Electricity distribution relies on substations that serve small areas, usually around a few square miles (although this varies widely depending on population density). If one area suddenly outstrips a substation’s capacity, it could cause an outage. Accommodating more electric trucks without triggering that problem might require major upgrades, which could be costly and take months or even years to carry out.

Borlaug and his colleagues modeled substation requirements using data from real-world diesel delivery fleets. The team took into account how far the trucks drove and how long they spent at their home base to estimate the charging needs of an electric fleet.

“About 80 to 90% of the substations that we studied were capable of accommodating fleets of up to 100 trucks without requiring significant upgrades,” Borlaug says. And if fleets managed their charging by choosing slower speeds to avoid stressing the grid, even fewer substations would need upgrades, he adds.

However, the trucking industry has historically been slow to adopt new technology, says Ben Sharpe, an analyst with the International Council on Clean Transportation, a nonprofit research group that studies the transport sector. Some states are considering incentives or even requirements to nudge fleets to electrify.

California passed regulations in June 2020 requiring a majority of heavy-duty trucks sold by 2035 to be zero-emission. The state also has an extensive voucher system to subsidize the cost of purchasing new electric vehicles. You “can’t overstate the importance” of California’s trucking regulations, Sharpe says. Largely as a result of these programs, about half of all electric trucks currently on the roads in the US and Canada are in California, he adds.

Other US states are following California’s lead: in July 2020, 15 states signed an agreement that sets a goal for all new medium- and heavy-duty vehicles to be zero-emission by 2050, with other targets leading up to the deadline.

While short-range electric trucks seem relatively close to commercial reality, some researchers have cautioned that stretching the range of electric trucks might not be technologically or economically feasible in the short term.

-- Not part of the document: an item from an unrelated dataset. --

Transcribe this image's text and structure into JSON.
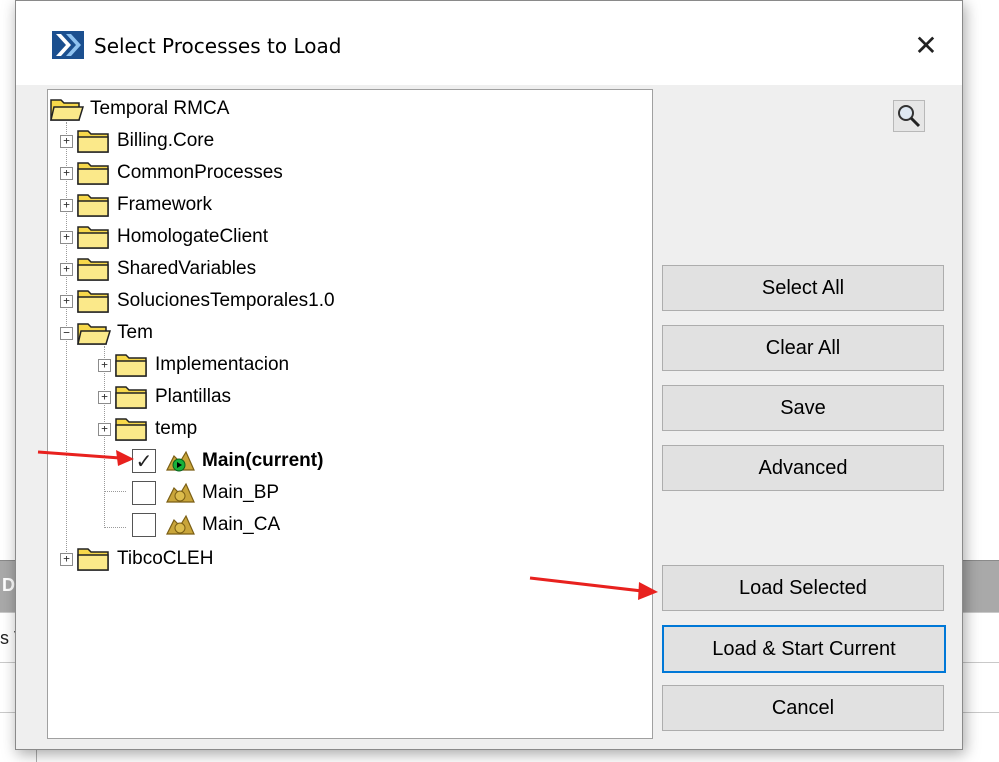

“For sure you would do short haul, there’s no question about it, because the economics are in favor, everything is in favor,” says Venkat Viswanathan, a mechanical engineer at Carnegie Mellon University. And with batteries getting cheaper and lighter, trucks that can travel up to around 500 miles between charges are looking more realistic, Viswanathan says.

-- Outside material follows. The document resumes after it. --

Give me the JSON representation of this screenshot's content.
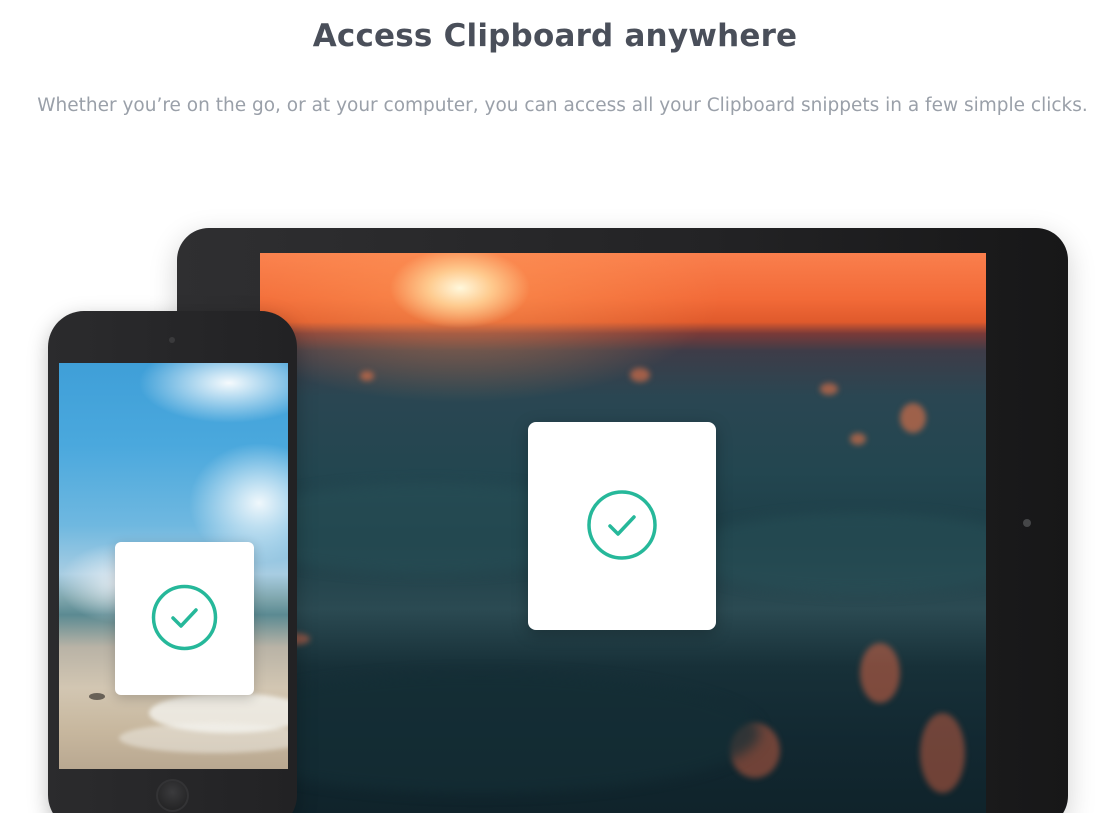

But batteries would need to keep getting cheaper and lighter to compete with the range of diesel trucks, which can cover more than 1,000 miles without refueling. Alternatively, fast charging might open up some of the longest routes to electric trucks eventually, although the infrastructure needed to support fast charging for even bigger batteries would require significant investment.

“A few of these trucks coming and charging would be like the entire power load of a small town,” Viswanathan adds.

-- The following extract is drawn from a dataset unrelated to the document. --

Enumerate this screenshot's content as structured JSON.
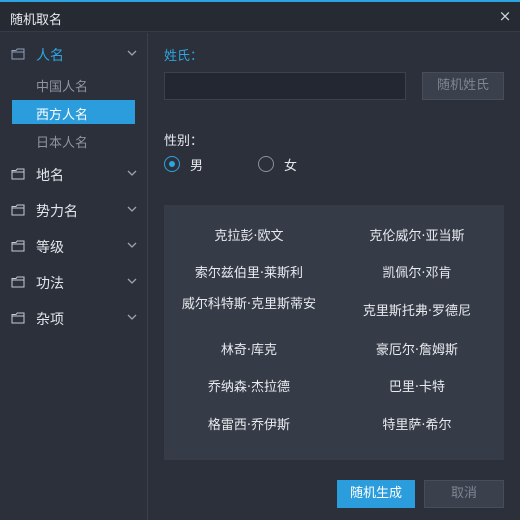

Others maintain that electrifying short- and medium-range trucks could be a first step to electrifying all heavy-duty trucks. “You start with the lowest-hanging fruit,” says Deepak Rajagopal, an energy and environmental policy researcher at the University of California, Los Angeles. Then, as battery technology improves and researchers learn what infrastructure is needed, electrifying longer routes will be more feasible.

“You can always keep waiting for the perfect technology to come,” Rajagopal says. “We have to start with what we have and continue to learn and adapt.”

This story was updated on July 13 to clarify that states agreed to set a goal (not establish a rule) for zero-emission trucks by 2050.

Disclosure: The author worked for the electric vehicle company Tesla as a battery technology intern in 2016.